Remembering the good times we had during our first winter on Beaver Island during Covid, and the fact that we have made deep friendships with some other “islanders”, combined again with the fact that it had been an exhausting vacation season at the Beaver Island Lodge, AND the fresh memory of our disastrous Pacific cruise, we early on in the year made the decision to spend the winter on island.
You have to understand that during the summer season, which roughly runs from Memorial Day in May to a couple of weeks past Labor Day, we work 7 days a week and socialize with friends maybe twice, if our respective stars align. It’s the time you make your money for the year, so all focus is on planning for a perfect execution.
2023 was a rough season for hospitality on Beaver Island. After the flare up of Covid 19, the island had witnessed an increase in visitors, that now had been replaced by guests that demanded their entitlements to be met. On a 55 Square mile island with a population of some 600 people that is at the best of times hard to accomplish. The hospitality infrastructure is simply not available. So it was a hard season and we wanted peace and tranquility and we lazied through the winter of 2023/24 with just a short April 2024 trip to see the kids and grandkids in Holland, Michigan.
Dinner nights with friends, game nights (in particular Mexican Train and some card games) and music nights were on a loosely drawn up schedule.

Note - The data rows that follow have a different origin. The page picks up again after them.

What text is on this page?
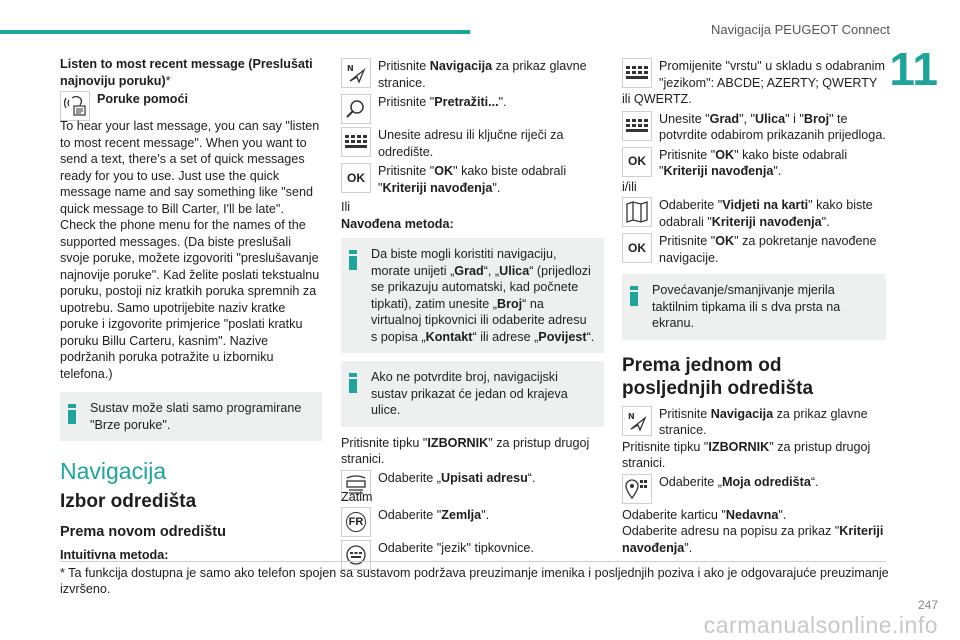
Navigacija PEUGEOT Connect
11

Listen to most recent message (Preslušati najnoviju poruku)*

Poruke pomoći

To hear your last message, you can say "listen to most recent message". When you want to send a text, there's a set of quick messages ready for you to use. Just use the quick message name and say something like "send quick message to Bill Carter, I'll be late". Check the phone menu for the names of the supported messages. (Da biste preslušali svoje poruke, možete izgovoriti "preslušavanje najnovije poruke". Kad želite poslati tekstualnu poruku, postoji niz kratkih poruka spremnih za upotrebu. Samo upotrijebite naziv kratke poruke i izgovorite primjerice "poslati kratku poruku Billu Carteru, kasnim". Nazive podržanih poruka potražite u izborniku telefona.)

Sustav može slati samo programirane "Brze poruke".
Navigacija
Izbor odredišta
Prema novom odredištu

Intuitivna metoda:

N Pritisnite Navigacija za prikaz glavne stranice.
Pritisnite "Pretražiti...".
Unesite adresu ili ključne riječi za odredište.
OK Pritisnite "OK" kako biste odabrali "Kriteriji navođenja".

Ili

Navođena metoda:

Da biste mogli koristiti navigaciju, morate unijeti „Grad“, „Ulica“ (prijedlozi se prikazuju automatski, kad počnete tipkati), zatim unesite „Broj“ na virtualnoj tipkovnici ili odaberite adresu s popisa „Kontakt“ ili adrese „Povijest“.
Ako ne potvrdite broj, navigacijski sustav prikazat će jedan od krajeva ulice.

Pritisnite tipku "IZBORNIK" za pristup drugoj stranici.

Odaberite „Upisati adresu“.

Zatim

FR Odaberite "Zemlja".
Odaberite "jezik" tipkovnice.
Promijenite "vrstu" u skladu s odabranim "jezikom": ABCDE; AZERTY; QWERTY ili QWERTZ.
Unesite "Grad", "Ulica" i "Broj" te potvrdite odabirom prikazanih prijedloga.
OK Pritisnite "OK" kako biste odabrali "Kriteriji navođenja".

i/ili

Odaberite "Vidjeti na karti" kako biste odabrali "Kriteriji navođenja".
OK Pritisnite "OK" za pokretanje navođene navigacije.
Povećavanje/smanjivanje mjerila taktilnim tipkama ili s dva prsta na ekranu.
Prema jednom od posljednjih odredišta
N Pritisnite Navigacija za prikaz glavne stranice.

Pritisnite tipku "IZBORNIK" za pristup drugoj stranici.

Odaberite „Moja odredišta“.

Odaberite karticu "Nedavna".

Odaberite adresu na popisu za prikaz "Kriteriji navođenja".

* Ta funkcija dostupna je samo ako telefon spojen sa sustavom podržava preuzimanje imenika i posljednjih poziva i ako je odgovarajuće preuzimanje izvršeno.
carmanualsonline.info
247
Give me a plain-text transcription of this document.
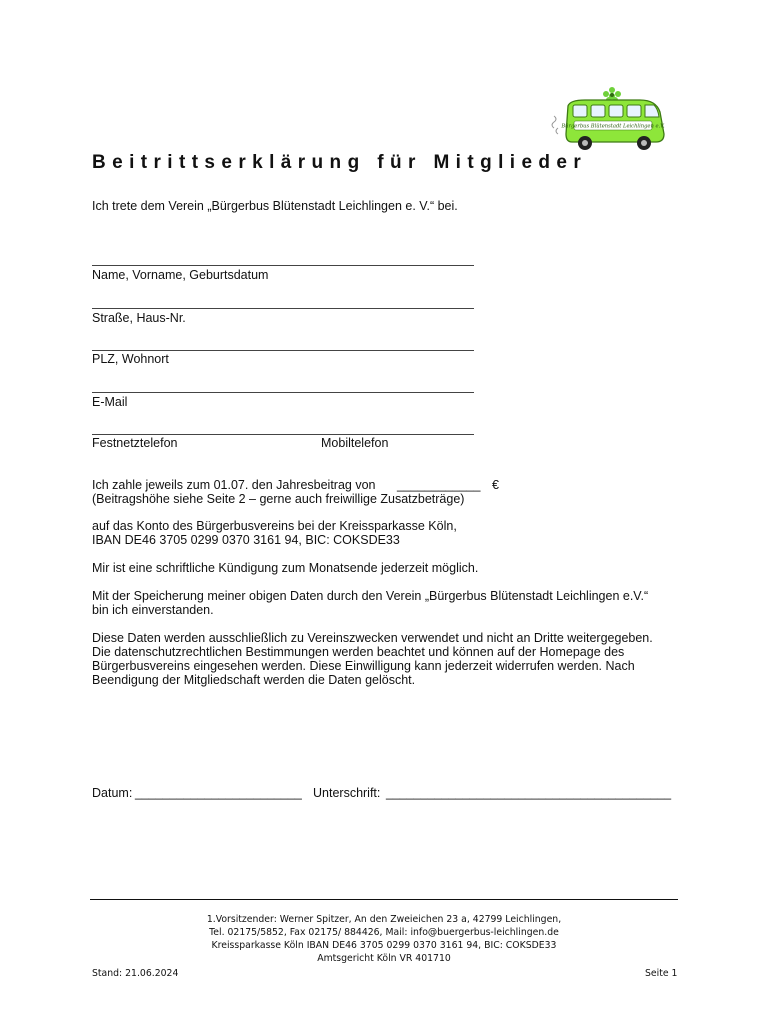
Bürgerbus Blütenstadt Leichlingen e.V.
Beitrittserklärung für Mitglieder
Ich trete dem Verein „Bürgerbus Blütenstadt Leichlingen e. V.“ bei.
Name, Vorname, Geburtsdatum
Straße, Haus-Nr.
PLZ, Wohnort
E-Mail
Festnetztelefon	Mobiltelefon
Ich zahle jeweils zum 01.07. den Jahresbeitrag von ____________ €
(Beitragshöhe siehe Seite 2 – gerne auch freiwillige Zusatzbeträge)
auf das Konto des Bürgerbusvereins bei der Kreissparkasse Köln,
IBAN DE46 3705 0299 0370 3161 94, BIC: COKSDE33
Mir ist eine schriftliche Kündigung zum Monatsende jederzeit möglich.
Mit der Speicherung meiner obigen Daten durch den Verein „Bürgerbus Blütenstadt Leichlingen e.V.“
bin ich einverstanden.
Diese Daten werden ausschließlich zu Vereinszwecken verwendet und nicht an Dritte weitergegeben.
Die datenschutzrechtlichen Bestimmungen werden beachtet und können auf der Homepage des
Bürgerbusvereins eingesehen werden. Diese Einwilligung kann jederzeit widerrufen werden. Nach
Beendigung der Mitgliedschaft werden die Daten gelöscht.
Datum: ________________________ Unterschrift: _________________________________________
1.Vorsitzender: Werner Spitzer, An den Zweieichen 23 a, 42799 Leichlingen,
Tel. 02175/5852, Fax 02175/ 884426, Mail: info@buergerbus-leichlingen.de
Kreissparkasse Köln IBAN DE46 3705 0299 0370 3161 94, BIC: COKSDE33
Amtsgericht Köln VR 401710
Stand: 21.06.2024	Seite 1
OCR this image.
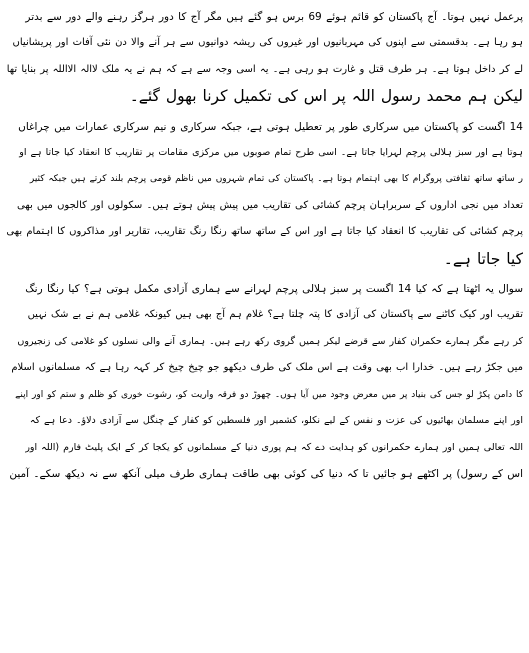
پرعمل نہیں ہوتا۔ آج پاکستان کو قائم ہوئے 69 برس ہو گئے ہیں مگر آج کا دور ہرگز رہنے والے دور سے بدتر
ہو رہا ہے۔ بدقسمتی سے اپنوں کی مہربانیوں اور غیروں کی ریشہ دوانیوں سے ہر آنے والا دن نئی آفات اور پریشانیاں
لے کر داخل ہوتا ہے۔ ہر طرف قتل و غارت ہو رہی ہے۔ یہ اسی وجہ سے ہے کہ ہم نے یہ ملک لاالہ الااللہ پر بنایا تھا
لیکن ہم محمد رسول اللہ پر اس کی تکمیل کرنا بھول گئے۔
14 اگست کو پاکستان میں سرکاری طور پر تعطیل ہوتی ہے، جبکہ سرکاری و نیم سرکاری عمارات میں چراغاں
ہوتا ہے اور سبز ہلالی پرچم لہرایا جاتا ہے۔ اسی طرح تمام صوبوں میں مرکزی مقامات پر تقاریب کا انعقاد کیا جاتا ہے او
ر ساتھ ساتھ ثقافتی پروگرام کا بھی اہتمام ہوتا ہے۔ پاکستان کی تمام شہروں میں ناظم قومی پرچم بلند کرتے ہیں جبکہ کثیر
تعداد میں نجی اداروں کے سربراہان پرچم کشائی کی تقاریب میں پیش پیش ہوتے ہیں۔ سکولوں اور کالجوں میں بھی
پرچم کشائی کی تقاریب کا انعقاد کیا جاتا ہے اور اس کے ساتھ ساتھ رنگا رنگ تقاریب، تقاریر اور مذاکروں کا اہتمام بھی
کیا جاتا ہے۔
سوال یہ اٹھتا ہے کہ کیا 14 اگست پر سبز ہلالی پرچم لہرانے سے ہماری آزادی مکمل ہوتی ہے؟ کیا رنگا رنگ
تقریب اور کیک کاٹنے سے پاکستان کی آزادی کا پتہ چلتا ہے؟ غلام ہم آج بھی ہیں کیونکہ غلامی ہم نے بے شک نہیں
کر رہے مگر ہمارے حکمران کفار سے قرضے لیکر ہمیں گروی رکھ رہے ہیں۔ ہماری آنے والی نسلوں کو غلامی کی زنجیروں
میں جکڑ رہے ہیں۔ خدارا اب بھی وقت ہے اس ملک کی طرف دیکھو جو چیخ چیخ کر کہہ رہا ہے کہ مسلمانوں اسلام
کا دامن پکڑ لو جس کی بنیاد پر میں معرض وجود میں آیا ہوں۔ چھوڑ دو فرقہ واریت کو، رشوت خوری کو ظلم و ستم کو اور اپنے
اور اپنے مسلمان بھائیوں کی عزت و نفس کے لیے نکلو، کشمیر اور فلسطین کو کفار کے چنگل سے آزادی دلاؤ۔ دعا ہے کہ
اللہ تعالی ہمیں اور ہمارے حکمرانوں کو ہدایت دے کہ ہم پوری دنیا کے مسلمانوں کو یکجا کر کے ایک پلیٹ فارم (اللہ اور
اس کے رسول) پر اکٹھے ہو جائیں تا کہ دنیا کی کوئی بھی طاقت ہماری طرف میلی آنکھ سے نہ دیکھ سکے۔ آمین
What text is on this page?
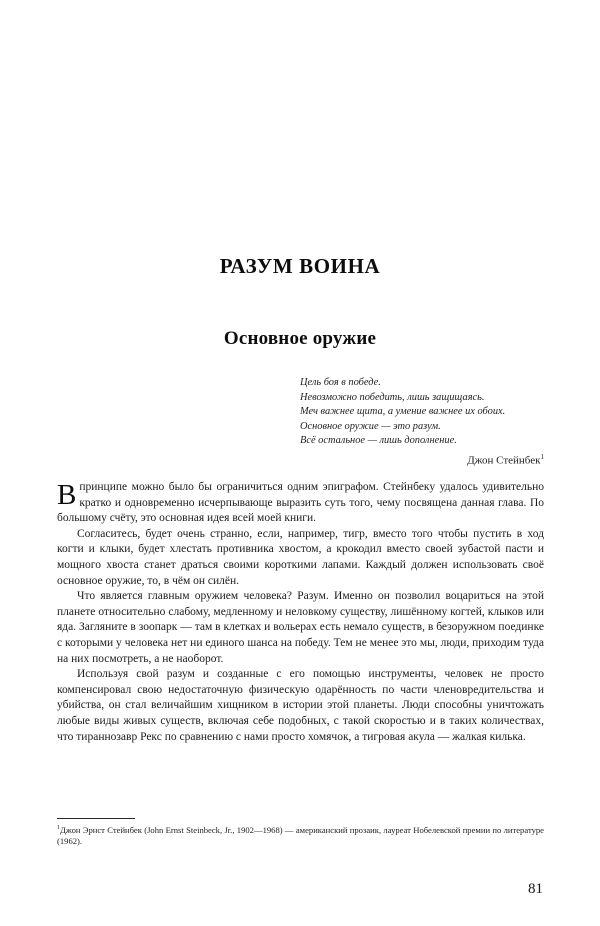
РАЗУМ ВОИНА
Основное оружие
Цель боя в победе.
Невозможно победить, лишь защищаясь.
Меч важнее щита, а умение важнее их обоих.
Основное оружие — это разум.
Всё остальное — лишь дополнение.
Джон Стейнбек$^1$

Впринципе можно было бы ограничиться одним эпиграфом. Стейнбеку удалось удивительно кратко и одновременно исчерпывающе выразить суть того, чему посвящена данная глава. По большому счёту, это основная идея всей моей книги.

Согласитесь, будет очень странно, если, например, тигр, вместо того чтобы пустить в ход когти и клыки, будет хлестать противника хвостом, а крокодил вместо своей зубастой пасти и мощного хвоста станет драться своими короткими лапами. Каждый должен использовать своё основное оружие, то, в чём он силён.

Что является главным оружием человека? Разум. Именно он позволил воцариться на этой планете относительно слабому, медленному и неловкому существу, лишённому когтей, клыков или яда. Загляните в зоопарк — там в клетках и вольерах есть немало существ, в безоружном поединке с которыми у человека нет ни единого шанса на победу. Тем не менее это мы, люди, приходим туда на них посмотреть, а не наоборот.

Используя свой разум и созданные с его помощью инструменты, человек не просто компенсировал свою недостаточную физическую одарённость по части членовредительства и убийства, он стал величайшим хищником в истории этой планеты. Люди способны уничтожать любые виды живых существ, включая себе подобных, с такой скоростью и в таких количествах, что тираннозавр Рекс по сравнению с нами просто хомячок, а тигровая акула — жалкая килька.

$^1$Джон Эрнст Стейнбек (John Ernst Steinbeck, Jr., 1902—1968) — американский прозаик, лауреат Нобелевской премии по литературе (1962).

81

With our “besties” Brian and Maria, who own and operate the Beaver Island Retreat Glamping, we worked up a calendar and enjoyed a soft winter. Early in the new year we ventured out on some island boodles, to check on beaches, forests and new developments. For those of you unaware, an Island Boodle is a Beaver Island creation that involves a car or truck with a load bed , some loose chairs, a table, booze in a cooler, covers or blankets to stay warm and a cranked up radio and off you go for hours through the forests and past the beaches of an island that offers 9 miles of paved road and 97 miles of gravel and sand roads.
It’s fun.
Before we left the island again later that year, we told the owners of the Lodge that 2025 would be our 7th and last year to manage the operation, as we would be retiring.